Deux personnes lisent le même texte et donnent des avis opposés. L’une dit de couper, l’autre dit qu’il manque de contexte. Le réflexe est de faire la moyenne, couper un peu et ajouter un peu, ce qui produit presque toujours un texte pire que n’importe laquelle des deux versions seules. Faire la moyenne de retours contradictoires n’est pas un compromis. C’est une façon de ne satisfaire personne tout en ne s’engageant sur rien.
Points clés
- Faire la moyenne de retours contradictoires, couper un peu et ajouter un peu, produit souvent un texte pire que chaque avis pris seul.
- La plupart des retours contradictoires ne parlent pas de la même chose : un commentaire concerne souvent la clarté, l’autre le goût.
- Les remarques de clarté sont exploitables quelle que soit la personne qui les fait ; les remarques de goût ne le sont que si l’on partage ce goût.

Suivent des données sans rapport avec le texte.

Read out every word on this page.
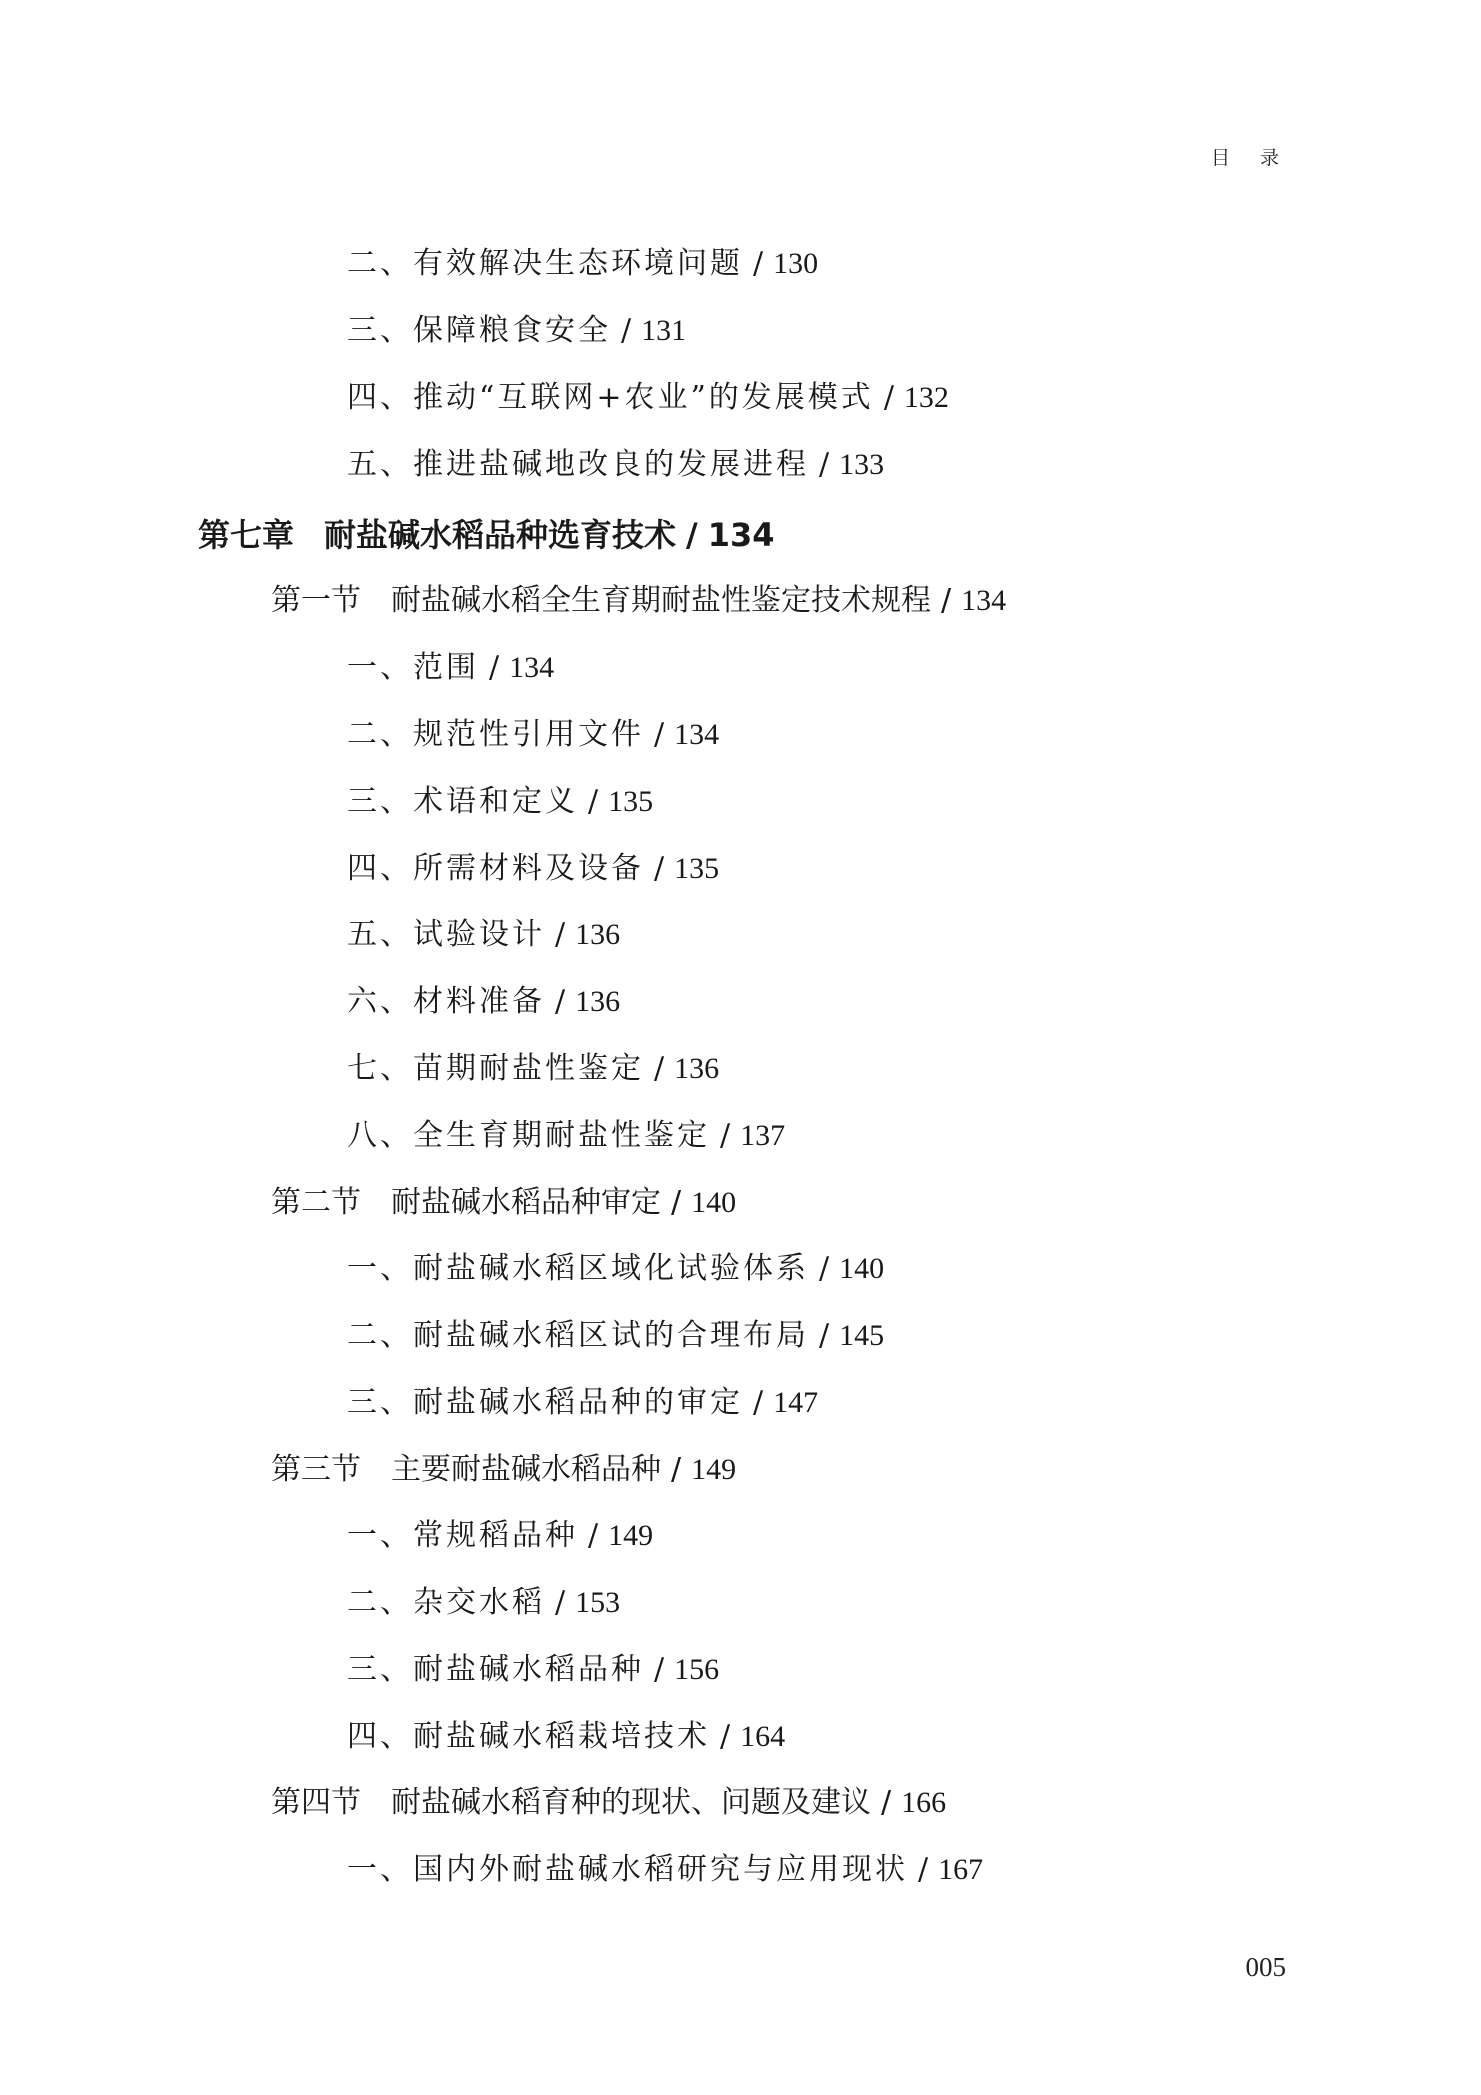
目 录
二、有效解决生态环境问题 / 130
三、保障粮食安全 / 131
四、推动“互联网+农业”的发展模式 / 132
五、推进盐碱地改良的发展进程 / 133
第七章 耐盐碱水稻品种选育技术 / 134
第一节 耐盐碱水稻全生育期耐盐性鉴定技术规程 / 134
一、范围 / 134
二、规范性引用文件 / 134
三、术语和定义 / 135
四、所需材料及设备 / 135
五、试验设计 / 136
六、材料准备 / 136
七、苗期耐盐性鉴定 / 136
八、全生育期耐盐性鉴定 / 137
第二节 耐盐碱水稻品种审定 / 140
一、耐盐碱水稻区域化试验体系 / 140
二、耐盐碱水稻区试的合理布局 / 145
三、耐盐碱水稻品种的审定 / 147
第三节 主要耐盐碱水稻品种 / 149
一、常规稻品种 / 149
二、杂交水稻 / 153
三、耐盐碱水稻品种 / 156
四、耐盐碱水稻栽培技术 / 164
第四节 耐盐碱水稻育种的现状、问题及建议 / 166
一、国内外耐盐碱水稻研究与应用现状 / 167
005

- Posez la même question de suivi à chaque relecteur : qu’est-ce qui est concrètement confus, ou qu’est-ce qui sonne mal, pour révéler à quelle couche appartient leur commentaire.
- Corrigez chaque vrai problème de clarté sans négociation, puis faites un choix délibéré vous-même sur ce qui reste de pur goût.
La plupart des retours contradictoires ne parlent pas de la même chose
Quand deux commentaires sur un texte se contredisent, la contradiction est souvent superficielle. En dessous, un commentaire concerne souvent la clarté, le lecteur peut-il suivre l’argument, et l’autre concerne le goût, est-ce que cette personne l’aurait écrit de cette façon elle-même. Les remarques de clarté sont exploitables quelle que soit la personne qui les fait. Les remarques de goût ne sont utiles que si vous partagez réellement le goût de cette personne, et traiter une préférence de goût comme si elle avait le même poids qu’un problème de clarté, c’est ce qui produit le texte flou et sur-moyenné.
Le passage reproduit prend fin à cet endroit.